Mushrooms aren't meat, they're not dairy, they're not fruit, and, technically, they aren't even a vegetable! However, that doesn't mean you shouldn't eat 'em right up!

Mushrooms are actually one of the few edible kinds of fungi, which means that they're part of a group of spore-producing organisms that feed on organic matter.

They're also incredibly low in calories despite the fact that they're ridiculously nutritious. One cup of white mushrooms has only 15 calories, no fat, 2.2 grams of protein, and .7 grams of fiber, with only 1.4 grams of sugar.

Mushrooms are also bursting with antioxidants. They're a great source of selenium, which plays a role in liver enzyme function, prevents inflammation, and may even decrease tumor growth rates. In fact, one recent study found potential cancer-fighting properties in 5 different kinds of mushrooms!

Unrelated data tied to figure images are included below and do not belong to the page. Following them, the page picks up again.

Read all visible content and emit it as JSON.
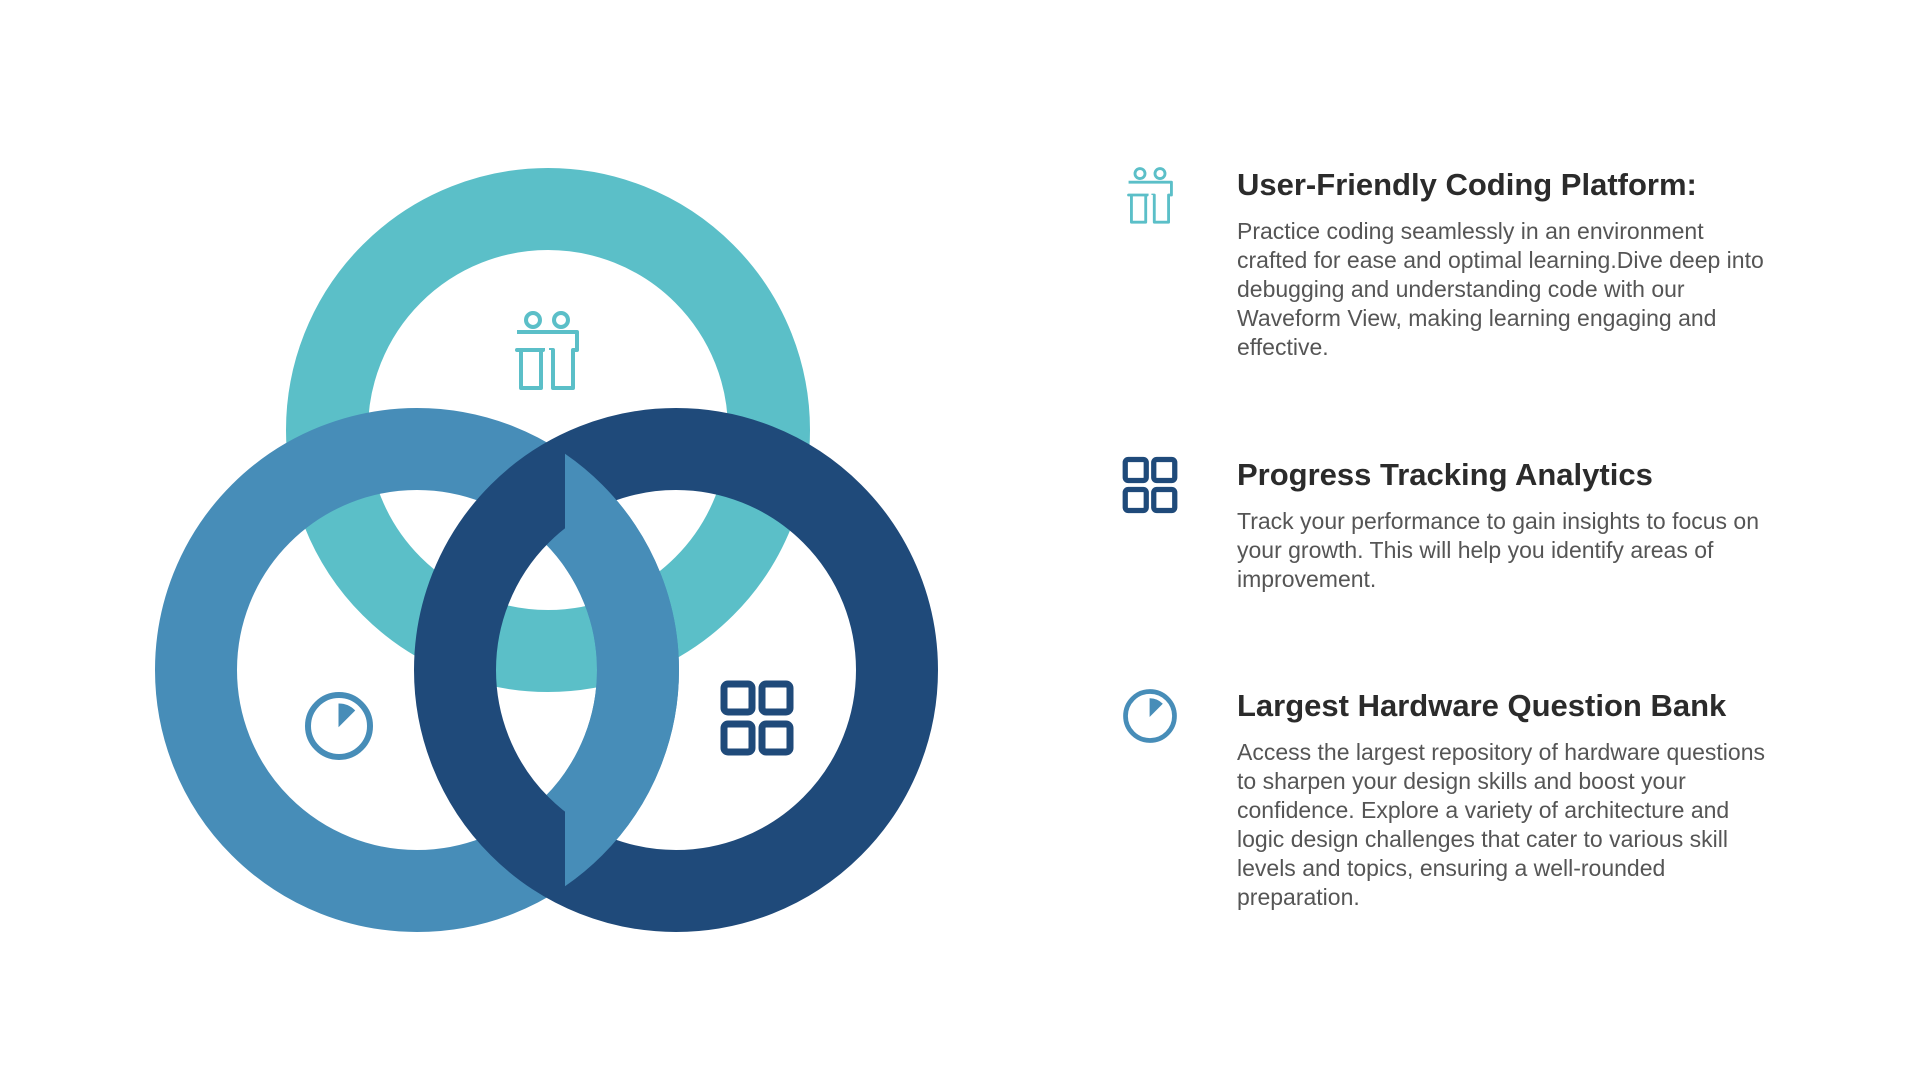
{
  "colors": {
    "teal": "#5BBFC8",
    "blue": "#478DB8",
    "dark": "#1F4A7A",
    "heading": "#2b2b2b",
    "body": "#555555"
  },
  "diagram": {
    "rings": [
      {
        "name": "teal-ring",
        "icon": "people-icon"
      },
      {
        "name": "blue-ring",
        "icon": "timer-icon"
      },
      {
        "name": "dark-ring",
        "icon": "grid-icon"
      }
    ]
  },
  "features": [
    {
      "icon": "people-icon",
      "title": "User-Friendly Coding Platform:",
      "body": "Practice coding seamlessly in an environment crafted for ease and optimal learning.Dive deep into debugging and understanding code with our Waveform View, making learning engaging and effective."
    },
    {
      "icon": "grid-icon",
      "title": "Progress Tracking Analytics",
      "body": "Track your performance to gain insights to focus on your growth. This will help you identify areas of improvement."
    },
    {
      "icon": "timer-icon",
      "title": "Largest Hardware Question Bank",
      "body": "Access the largest repository of hardware questions to sharpen your design skills and boost your confidence. Explore a variety of architecture and logic design challenges that cater to various skill levels and topics, ensuring a well-rounded preparation."
    }
  ]
}
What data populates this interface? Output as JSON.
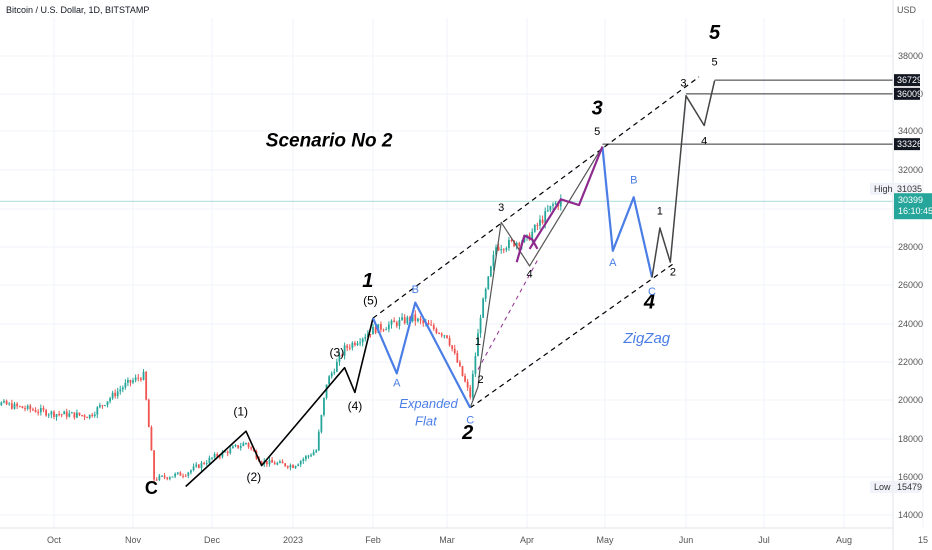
{
  "header": {
    "title": "Bitcoin / U.S. Dollar, 1D, BITSTAMP",
    "currency": "USD"
  },
  "colors": {
    "up_candle": "#26a69a",
    "down_candle": "#ef5350",
    "black_wave": "#000000",
    "blue_wave": "#4a7ee6",
    "purple_wave": "#8e2a8e",
    "current_price_line": "#26a69a",
    "price_tag_bg": "#131722"
  },
  "chart_data": {
    "type": "candlestick",
    "symbol": "Bitcoin / U.S. Dollar",
    "timeframe": "1D",
    "exchange": "BITSTAMP",
    "ylim": [
      13800,
      40200
    ],
    "x_ticks": [
      "Oct",
      "Nov",
      "Dec",
      "2023",
      "Feb",
      "Mar",
      "Apr",
      "May",
      "Jun",
      "Jul",
      "Aug",
      "15"
    ],
    "y_ticks": [
      14000,
      16000,
      18000,
      20000,
      22000,
      24000,
      26000,
      28000,
      30000,
      32000,
      34000,
      36000,
      38000
    ],
    "price_tags": [
      {
        "label": "36729",
        "value": 36729,
        "style": "dark"
      },
      {
        "label": "36009",
        "value": 36009,
        "style": "dark"
      },
      {
        "label": "33326",
        "value": 33326,
        "style": "dark"
      },
      {
        "label": "31035",
        "value": 31035,
        "style": "plain",
        "prefix": "High"
      },
      {
        "label": "30399",
        "value": 30399,
        "style": "green",
        "sublabel": "16:10:45"
      },
      {
        "label": "15479",
        "value": 15479,
        "style": "plain",
        "prefix": "Low"
      }
    ],
    "candles_daily_closes_approx": [
      {
        "date": "2022-09-01",
        "close": 20100
      },
      {
        "date": "2022-09-15",
        "close": 19700
      },
      {
        "date": "2022-10-01",
        "close": 19300
      },
      {
        "date": "2022-10-15",
        "close": 19200
      },
      {
        "date": "2022-10-29",
        "close": 20800
      },
      {
        "date": "2022-11-05",
        "close": 21300
      },
      {
        "date": "2022-11-09",
        "close": 15900
      },
      {
        "date": "2022-11-21",
        "close": 16200
      },
      {
        "date": "2022-12-01",
        "close": 17000
      },
      {
        "date": "2022-12-14",
        "close": 17800
      },
      {
        "date": "2022-12-20",
        "close": 16800
      },
      {
        "date": "2023-01-01",
        "close": 16600
      },
      {
        "date": "2023-01-10",
        "close": 17400
      },
      {
        "date": "2023-01-14",
        "close": 20900
      },
      {
        "date": "2023-01-21",
        "close": 22700
      },
      {
        "date": "2023-02-01",
        "close": 23700
      },
      {
        "date": "2023-02-16",
        "close": 24300
      },
      {
        "date": "2023-03-01",
        "close": 23400
      },
      {
        "date": "2023-03-10",
        "close": 20200
      },
      {
        "date": "2023-03-14",
        "close": 24500
      },
      {
        "date": "2023-03-20",
        "close": 28000
      },
      {
        "date": "2023-04-01",
        "close": 28400
      },
      {
        "date": "2023-04-11",
        "close": 30200
      },
      {
        "date": "2023-04-14",
        "close": 30400
      }
    ],
    "annotations": {
      "scenario": "Scenario No 2",
      "black_wave_path": [
        {
          "date": "2022-11-21",
          "value": 15500
        },
        {
          "date": "2022-12-14",
          "value": 18400,
          "label": "(1)"
        },
        {
          "date": "2022-12-20",
          "value": 16600,
          "label": "(2)"
        },
        {
          "date": "2023-01-21",
          "value": 21700,
          "label": "(3)"
        },
        {
          "date": "2023-01-25",
          "value": 20400,
          "label": "(4)"
        },
        {
          "date": "2023-02-01",
          "value": 24300,
          "label": "(5)"
        },
        {
          "date": "2023-03-14",
          "value": 21900,
          "label": "1"
        },
        {
          "date": "2023-03-13",
          "value": 20700,
          "label": "2"
        },
        {
          "date": "2023-03-22",
          "value": 29300,
          "label": "3"
        },
        {
          "date": "2023-04-02",
          "value": 27000,
          "label": "4"
        }
      ],
      "blue_wave_flat": [
        {
          "date": "2023-02-01",
          "value": 24300
        },
        {
          "date": "2023-02-10",
          "value": 21400,
          "label": "A"
        },
        {
          "date": "2023-02-17",
          "value": 25100,
          "label": "B"
        },
        {
          "date": "2023-03-10",
          "value": 19600,
          "label": "C"
        }
      ],
      "blue_wave_zigzag": [
        {
          "date": "2023-04-30",
          "value": 33200
        },
        {
          "date": "2023-05-04",
          "value": 27800,
          "label": "A"
        },
        {
          "date": "2023-05-12",
          "value": 30600,
          "label": "B"
        },
        {
          "date": "2023-05-19",
          "value": 26400,
          "label": "C"
        }
      ],
      "black_projection": [
        {
          "date": "2023-05-19",
          "value": 26400
        },
        {
          "date": "2023-05-22",
          "value": 29000,
          "label": "1"
        },
        {
          "date": "2023-05-26",
          "value": 27200,
          "label": "2"
        },
        {
          "date": "2023-06-01",
          "value": 35900,
          "label": "3"
        },
        {
          "date": "2023-06-08",
          "value": 34300,
          "label": "4"
        },
        {
          "date": "2023-06-12",
          "value": 36700,
          "label": "5"
        }
      ],
      "purple_path": [
        {
          "date": "2023-04-02",
          "value": 27900
        },
        {
          "date": "2023-04-14",
          "value": 30500
        },
        {
          "date": "2023-04-21",
          "value": 30200
        },
        {
          "date": "2023-04-30",
          "value": 33200
        }
      ],
      "major_wave_labels": [
        "1",
        "2",
        "3",
        "4",
        "5"
      ],
      "pattern_labels": [
        "Expanded",
        "Flat",
        "ZigZag"
      ],
      "secondary_labels": [
        "(1)",
        "(2)",
        "(3)",
        "(4)",
        "(5)",
        "A",
        "B",
        "C",
        "1",
        "2",
        "3",
        "4",
        "5"
      ]
    }
  }
}
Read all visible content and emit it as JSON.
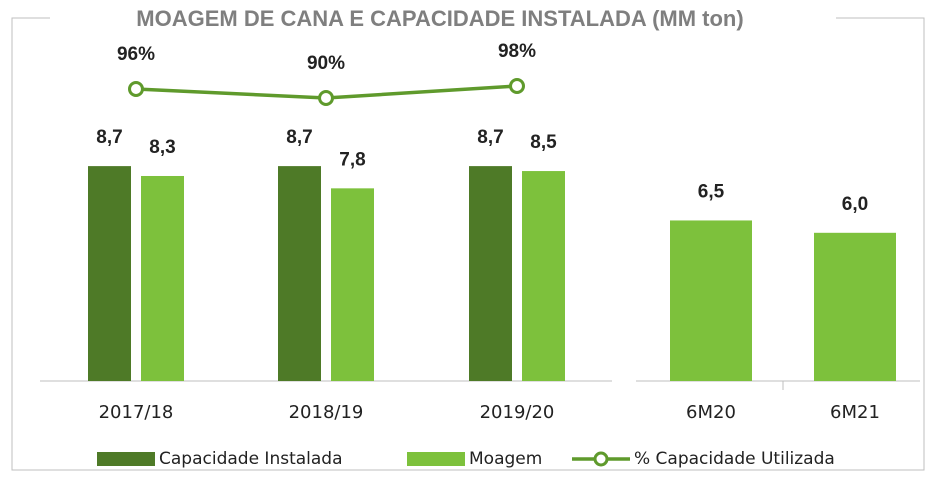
{
  "chart_data": [
    {
      "type": "bar",
      "title": "MOAGEM DE CANA E CAPACIDADE INSTALADA (MM ton)",
      "categories": [
        "2017/18",
        "2018/19",
        "2019/20"
      ],
      "ylim": [
        0,
        10
      ],
      "y2lim": [
        0,
        100
      ],
      "series": [
        {
          "name": "Capacidade Instalada",
          "color": "#4e7a27",
          "values": [
            8.7,
            8.7,
            8.7
          ],
          "value_labels": [
            "8,7",
            "8,7",
            "8,7"
          ]
        },
        {
          "name": "Moagem",
          "color": "#7dc13c",
          "values": [
            8.3,
            7.8,
            8.5
          ],
          "value_labels": [
            "8,3",
            "7,8",
            "8,5"
          ]
        },
        {
          "name": "% Capacidade Utilizada",
          "color": "#5f9a2c",
          "axis": "y2",
          "type": "line",
          "values": [
            96,
            90,
            98
          ],
          "value_labels": [
            "96%",
            "90%",
            "98%"
          ]
        }
      ]
    },
    {
      "type": "bar",
      "categories": [
        "6M20",
        "6M21"
      ],
      "ylim": [
        0,
        10
      ],
      "color": "#7dc13c",
      "values": [
        6.5,
        6.0
      ],
      "value_labels": [
        "6,5",
        "6,0"
      ]
    }
  ]
}
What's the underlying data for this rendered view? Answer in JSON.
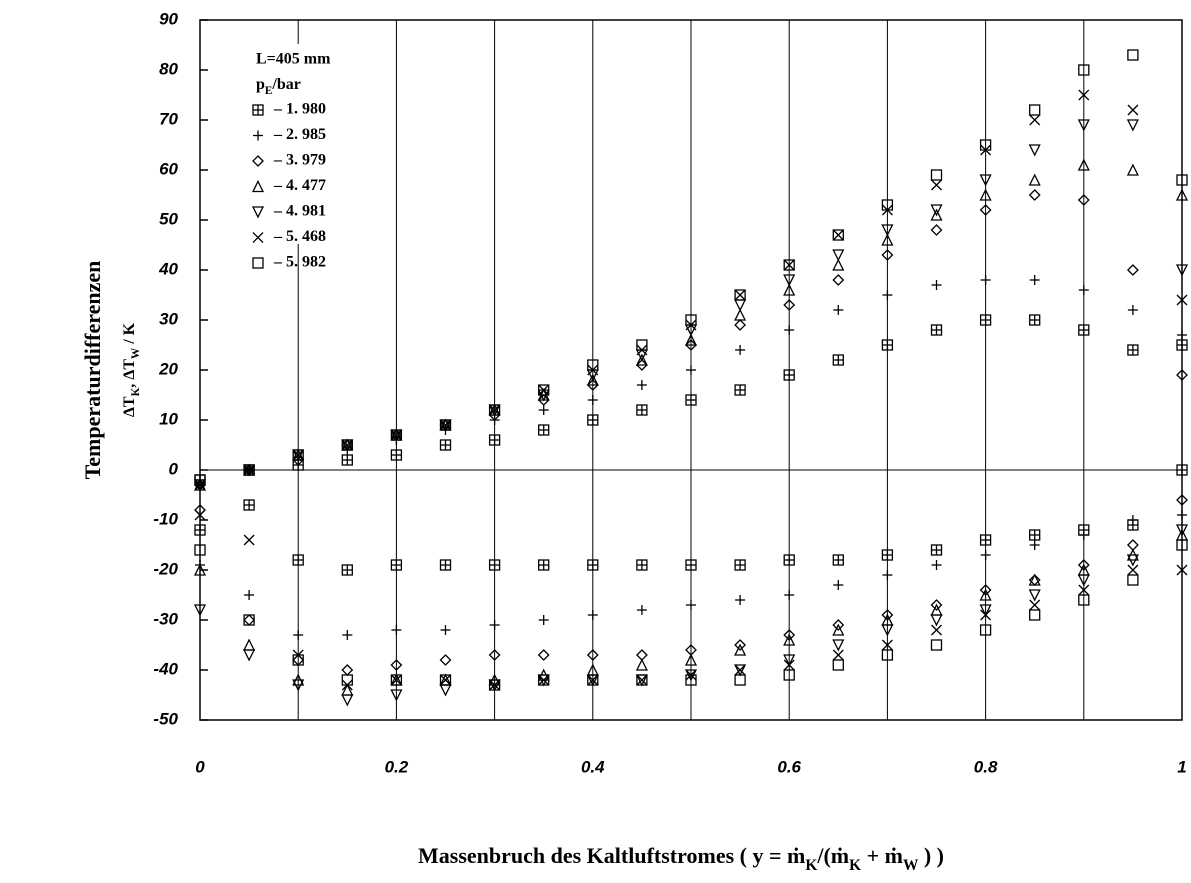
{
  "chart_data": {
    "type": "scatter",
    "ylabel": "Temperaturdifferenzen",
    "ylabel2": [
      {
        "text": "ΔT"
      },
      {
        "text": "K",
        "sub": true
      },
      {
        "text": ", ΔT"
      },
      {
        "text": "W",
        "sub": true
      },
      {
        "text": " / K"
      }
    ],
    "xlabel": [
      {
        "text": "Massenbruch des Kaltluftstromes ( y = ṁ"
      },
      {
        "text": "K",
        "sub": true
      },
      {
        "text": "/(ṁ"
      },
      {
        "text": "K",
        "sub": true
      },
      {
        "text": " + ṁ"
      },
      {
        "text": "W",
        "sub": true
      },
      {
        "text": " ) )"
      }
    ],
    "legend_title": "L=405  mm",
    "legend_subtitle": [
      {
        "text": "p"
      },
      {
        "text": "E",
        "sub": true
      },
      {
        "text": "/bar"
      }
    ],
    "xlim": [
      0,
      1
    ],
    "ylim": [
      -50,
      90
    ],
    "xticks": [
      0,
      0.2,
      0.4,
      0.6,
      0.8,
      1
    ],
    "xminor": [
      0.1,
      0.3,
      0.5,
      0.7,
      0.9
    ],
    "yticks": [
      -50,
      -40,
      -30,
      -20,
      -10,
      0,
      10,
      20,
      30,
      40,
      50,
      60,
      70,
      80,
      90
    ],
    "hline": 0,
    "color": "#000000",
    "x": [
      0,
      0.05,
      0.1,
      0.15,
      0.2,
      0.25,
      0.3,
      0.35,
      0.4,
      0.45,
      0.5,
      0.55,
      0.6,
      0.65,
      0.7,
      0.75,
      0.8,
      0.85,
      0.9,
      0.95,
      1
    ],
    "series": [
      {
        "name": "–  1. 980",
        "marker": "boxplus",
        "values": [
          -2,
          0,
          1,
          2,
          3,
          5,
          6,
          8,
          10,
          12,
          14,
          16,
          19,
          22,
          25,
          28,
          30,
          30,
          28,
          24,
          25
        ],
        "values_w": [
          -12,
          -7,
          -18,
          -20,
          -19,
          -19,
          -19,
          -19,
          -19,
          -19,
          -19,
          -19,
          -18,
          -18,
          -17,
          -16,
          -14,
          -13,
          -12,
          -11,
          0
        ]
      },
      {
        "name": "–  2. 985",
        "marker": "plus",
        "values": [
          -2,
          0,
          2,
          4,
          6,
          8,
          10,
          12,
          14,
          17,
          20,
          24,
          28,
          32,
          35,
          37,
          38,
          38,
          36,
          32,
          27
        ],
        "values_w": [
          -19,
          -25,
          -33,
          -33,
          -32,
          -32,
          -31,
          -30,
          -29,
          -28,
          -27,
          -26,
          -25,
          -23,
          -21,
          -19,
          -17,
          -15,
          -13,
          -10,
          -9
        ]
      },
      {
        "name": "–  3. 979",
        "marker": "diamond",
        "values": [
          -3,
          0,
          2,
          5,
          7,
          9,
          11,
          14,
          17,
          21,
          25,
          29,
          33,
          38,
          43,
          48,
          52,
          55,
          54,
          40,
          19
        ],
        "values_w": [
          -8,
          -30,
          -38,
          -40,
          -39,
          -38,
          -37,
          -37,
          -37,
          -37,
          -36,
          -35,
          -33,
          -31,
          -29,
          -27,
          -24,
          -22,
          -19,
          -15,
          -6
        ]
      },
      {
        "name": "–  4. 477",
        "marker": "triangle",
        "values": [
          -3,
          0,
          3,
          5,
          7,
          9,
          12,
          15,
          18,
          22,
          26,
          31,
          36,
          41,
          46,
          51,
          55,
          58,
          61,
          60,
          55
        ],
        "values_w": [
          -20,
          -35,
          -42,
          -44,
          -42,
          -42,
          -42,
          -41,
          -40,
          -39,
          -38,
          -36,
          -34,
          -32,
          -30,
          -28,
          -25,
          -22,
          -20,
          -17,
          -13
        ]
      },
      {
        "name": "–  4. 981",
        "marker": "triangle-down",
        "values": [
          -3,
          0,
          3,
          5,
          7,
          9,
          12,
          15,
          19,
          23,
          28,
          33,
          38,
          43,
          48,
          52,
          58,
          64,
          69,
          69,
          40
        ],
        "values_w": [
          -28,
          -37,
          -43,
          -46,
          -45,
          -44,
          -43,
          -42,
          -42,
          -42,
          -41,
          -40,
          -38,
          -35,
          -32,
          -30,
          -28,
          -25,
          -22,
          -18,
          -12
        ]
      },
      {
        "name": "–  5. 468",
        "marker": "x",
        "values": [
          -3,
          0,
          3,
          5,
          7,
          9,
          12,
          16,
          20,
          24,
          29,
          35,
          41,
          47,
          52,
          57,
          64,
          70,
          75,
          72,
          34
        ],
        "values_w": [
          -9,
          -14,
          -37,
          -43,
          -42,
          -42,
          -43,
          -42,
          -42,
          -42,
          -41,
          -40,
          -39,
          -37,
          -35,
          -32,
          -29,
          -27,
          -24,
          -20,
          -20
        ]
      },
      {
        "name": "–  5. 982",
        "marker": "square",
        "values": [
          -2,
          0,
          3,
          5,
          7,
          9,
          12,
          16,
          21,
          25,
          30,
          35,
          41,
          47,
          53,
          59,
          65,
          72,
          80,
          83,
          58
        ],
        "values_w": [
          -16,
          -30,
          -38,
          -42,
          -42,
          -42,
          -43,
          -42,
          -42,
          -42,
          -42,
          -42,
          -41,
          -39,
          -37,
          -35,
          -32,
          -29,
          -26,
          -22,
          -15
        ]
      }
    ]
  }
}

Mushrooms are rich in Vitamin C, potassium, and a variety of B-vitamins, and they're one of the few non-animal sources of Vitamin D. They also contain a special fiber called beta-glucan, which has been associated with improved insulin resistance and lower blood cholesterol levels.

However, we'd recommend getting your mushrooms from the supermarket rather than foraging for them, because there are wild poison varieties out there that can cause symptoms ranging from slight gastrointestinal discomfort to eventual death.

But don't be afraid to use the right kind of mushrooms to fill out a salad, bulk up an omelette, as a vegan alternative to meat, or in one of the three delicious recipes below!

Tarragon Veal and Mushrooms


  • 100g veal schnitzel (uncrumbed)
  • 90g mushrooms, thinly sliced
  • 1 1/2 tablespoons chopped fresh tarragon leaves


Cook veal for 2 minutes each side for medium or until cooked to your liking (lightly coat with lemon juice first so it doesn’t stick). Transfer to a plate. Cover to rest and keep warm. Put ½ cup of water into the pan then add mushrooms to it. Cook for 5 minutes or until mushrooms are tender. Add salt and pepper to taste. Stir in tarragon. Add mushrooms to the plate with the veal. Garnish with a little chopped parsley if desired.

Easy Mushroom Sauce


  • 180 gm mushrooms
  • ½ cup water
  • Stock cube
  • Salt to taste


Slice mushrooms. Combine all ingredients in saucepan. Bring to boil. Simmer uncovered on a low heat till liquid reduces and mushrooms are soft.

Stuffed Mushrooms


  • 6 very large field mushrooms
  • 75 g butter, at room temperature, plus extra for greasing
  • 1 heaped tbsp chopped fresh parsley, thyme leaves
  • 4 lean pork and herb sausages, skinned
  • 1 large tomato, diced
  • 6 tbsp coarsely grated Cheddar


The night before, remove the mushroom stalks and chop finely. Clean the caps and place gill-side up in a lightly greased roasting tin. Mix the butter, thyme and some seasoning and spread over each one. Scatter with the stalks. Pull the sausage meat into small pieces and pile onto the mushrooms with the tomato. Season lightly, cover and chill overnight. The next morning, preheat the oven to 190°C/fan 170°C/gas 5. Bake for 15 minutes or until the sausage is lightly golden and the mushrooms have softened. Remove,sprinkle each mushroom with cheese and bake for a further 5 minutes. 6 entree portion.